Volunteers need to get going because Greensboro Beautiful wants 5,500 dogwood seedlings in the hands of Guilford County Schools fifth-graders by Friday. David Craft is a Greensboro Beautiful volunteer. He wishes he was back in the fifth grade so he could get a dogwood seedling.

"I think it's exciting to bring a tree home," Craft said. "It's a simple gesture but it lasts a very long time."

The dogwood seedling giveaway marks the beginning of Greensboro Beautiful's 50th Anniversary celebration. Along with handing out 5,500 seedlings, you need 5,500 cups for the seedlings to sit in. Plus there's 215 bags of dirt to fill the cups and 422 crates that will hold the small dogwood trees while they grow in fifth-grade classrooms. It's a massive effort for Greensboro Beautiful volunteers. But they do it because they want to share the love of trees and the outdoors with youngsters.

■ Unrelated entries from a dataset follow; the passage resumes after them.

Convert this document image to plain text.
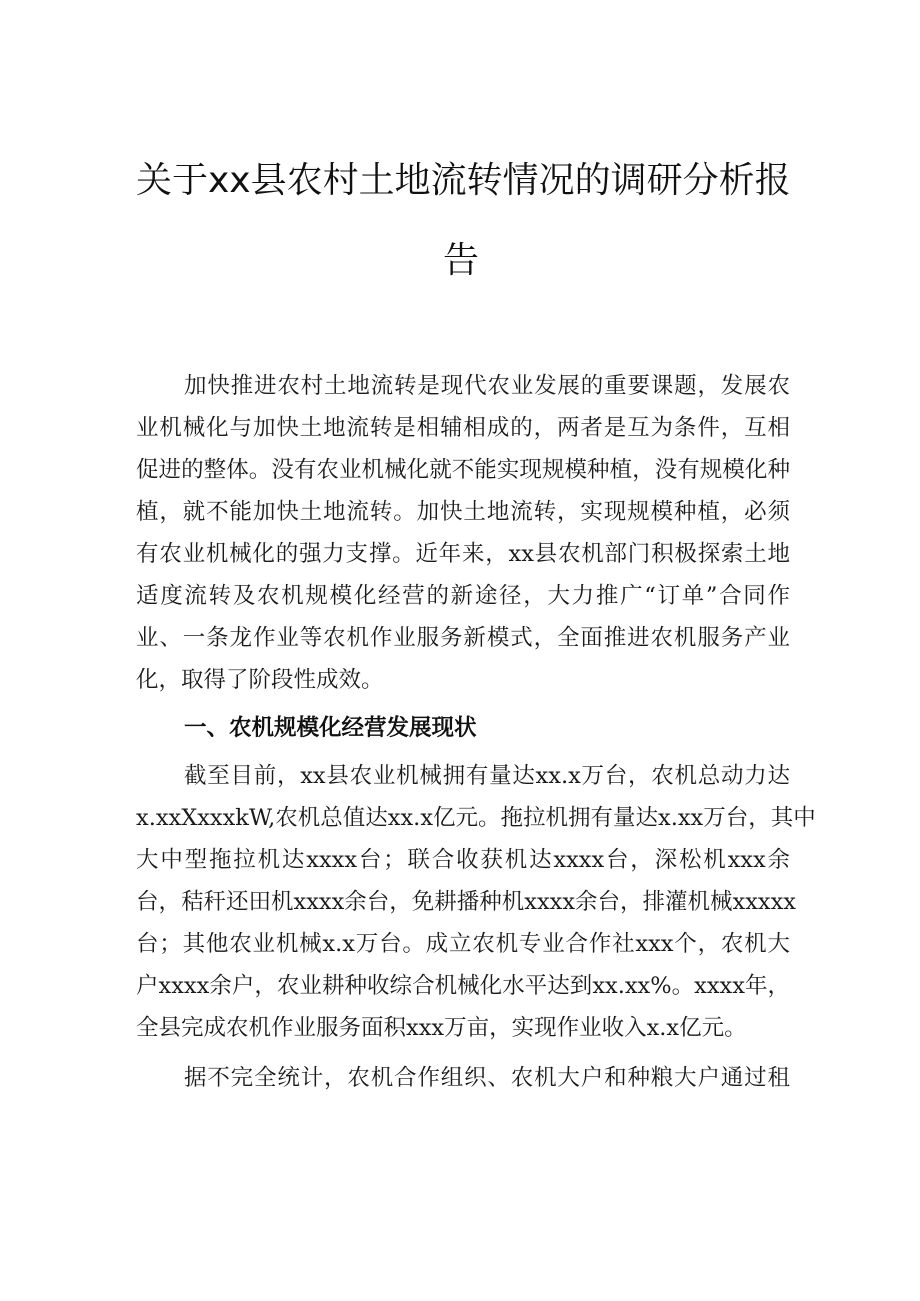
关于xx县农村土地流转情况的调研分析报
告
加快推进农村土地流转是现代农业发展的重要课题，发展农
业机械化与加快土地流转是相辅相成的，两者是互为条件，互相
促进的整体。没有农业机械化就不能实现规模种植，没有规模化种
植，就不能加快土地流转。加快土地流转，实现规模种植，必须
有农业机械化的强力支撑。近年来，xx县农机部门积极探索土地
适度流转及农机规模化经营的新途径，大力推广“订单”合同作
业、一条龙作业等农机作业服务新模式，全面推进农机服务产业
化，取得了阶段性成效。
一、农机规模化经营发展现状
截至目前，xx县农业机械拥有量达xx.x万台，农机总动力达
x.xxXxxxkW,农机总值达xx.x亿元。拖拉机拥有量达x.xx万台，其中
大中型拖拉机达xxxx台；联合收获机达xxxx台，深松机xxx余
台，秸秆还田机xxxx余台，免耕播种机xxxx余台，排灌机械xxxxx
台；其他农业机械x.x万台。成立农机专业合作社xxx个，农机大
户xxxx余户，农业耕种收综合机械化水平达到xx.xx%。xxxx年，
全县完成农机作业服务面积xxx万亩，实现作业收入x.x亿元。
据不完全统计，农机合作组织、农机大户和种粮大户通过租
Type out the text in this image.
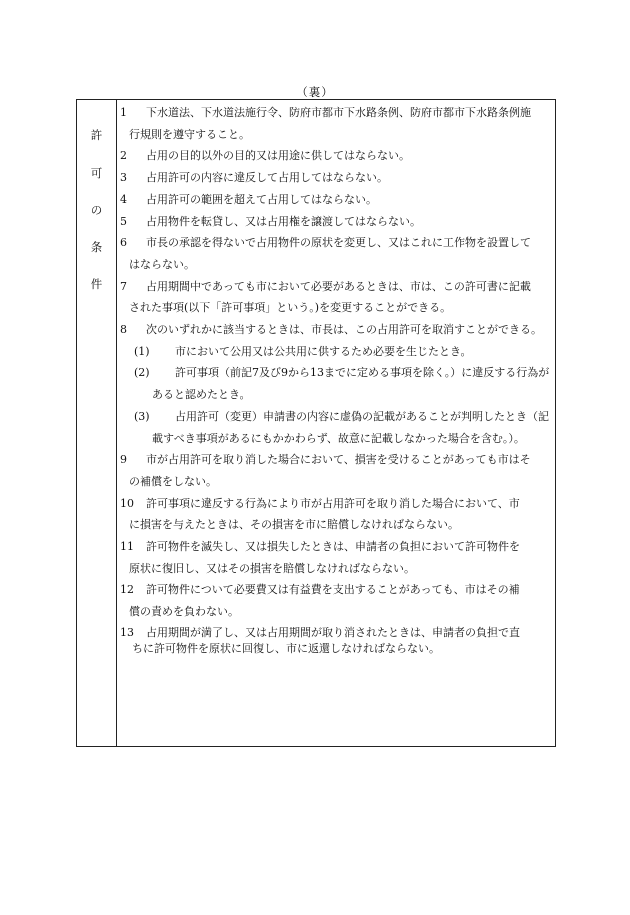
（裏）
許
可
の
条
件
1　 下水道法、下水道法施行令、防府市都市下水路条例、防府市都市下水路条例施
行規則を遵守すること。
2　 占用の目的以外の目的又は用途に供してはならない。
3　 占用許可の内容に違反して占用してはならない。
4　 占用許可の範囲を超えて占用してはならない。
5　 占用物件を転貸し、又は占用権を譲渡してはならない。
6　 市長の承認を得ないで占用物件の原状を変更し、又はこれに工作物を設置して
はならない。
7　 占用期間中であっても市において必要があるときは、市は、この許可書に記載
された事項(以下「許可事項」という。)を変更することができる。
8　 次のいずれかに該当するときは、市長は、この占用許可を取消すことができる。
(1)　 市において公用又は公共用に供するため必要を生じたとき。
(2)　 許可事項（前記7及び9から13までに定める事項を除く。）に違反する行為が
あると認めたとき。
(3)　 占用許可（変更）申請書の内容に虚偽の記載があることが判明したとき（記
載すべき事項があるにもかかわらず、故意に記載しなかった場合を含む。）。
9　 市が占用許可を取り消した場合において、損害を受けることがあっても市はそ
の補償をしない。
10　 許可事項に違反する行為により市が占用許可を取り消した場合において、市
に損害を与えたときは、その損害を市に賠償しなければならない。
11　 許可物件を滅失し、又は損失したときは、申請者の負担において許可物件を
原状に復旧し、又はその損害を賠償しなければならない。
12　 許可物件について必要費又は有益費を支出することがあっても、市はその補
償の責めを負わない。
13　 占用期間が満了し、又は占用期間が取り消されたときは、申請者の負担で直
ちに許可物件を原状に回復し、市に返還しなければならない。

"This is our future," Romie said. "We need these fifth-graders to know the other side besides technology and to be outside and the benefits of clean air."

Plus the dogwood distribution fits perfectly with the fifth grade study of ecosystems. Students are learning how we depend on trees and how trees depend on us. That's why volunteer and Rotary International executive member Slade Lewis is helping to sort and bag thousands of tiny trees.

"We care about the educational aspects of this program and helping fifth-graders understand how trees grow and the importance of new trees to help preserve our planet," Lewis said. "So it's a win-win for everybody."

The fifth-graders will study and observe the tiny dogwood seedlings for five to six weeks. Then the students will plant their trees at home. If a child doesn't have a yard, they can give their tree to the school or donate it to a neighbor or group that will care for the tree.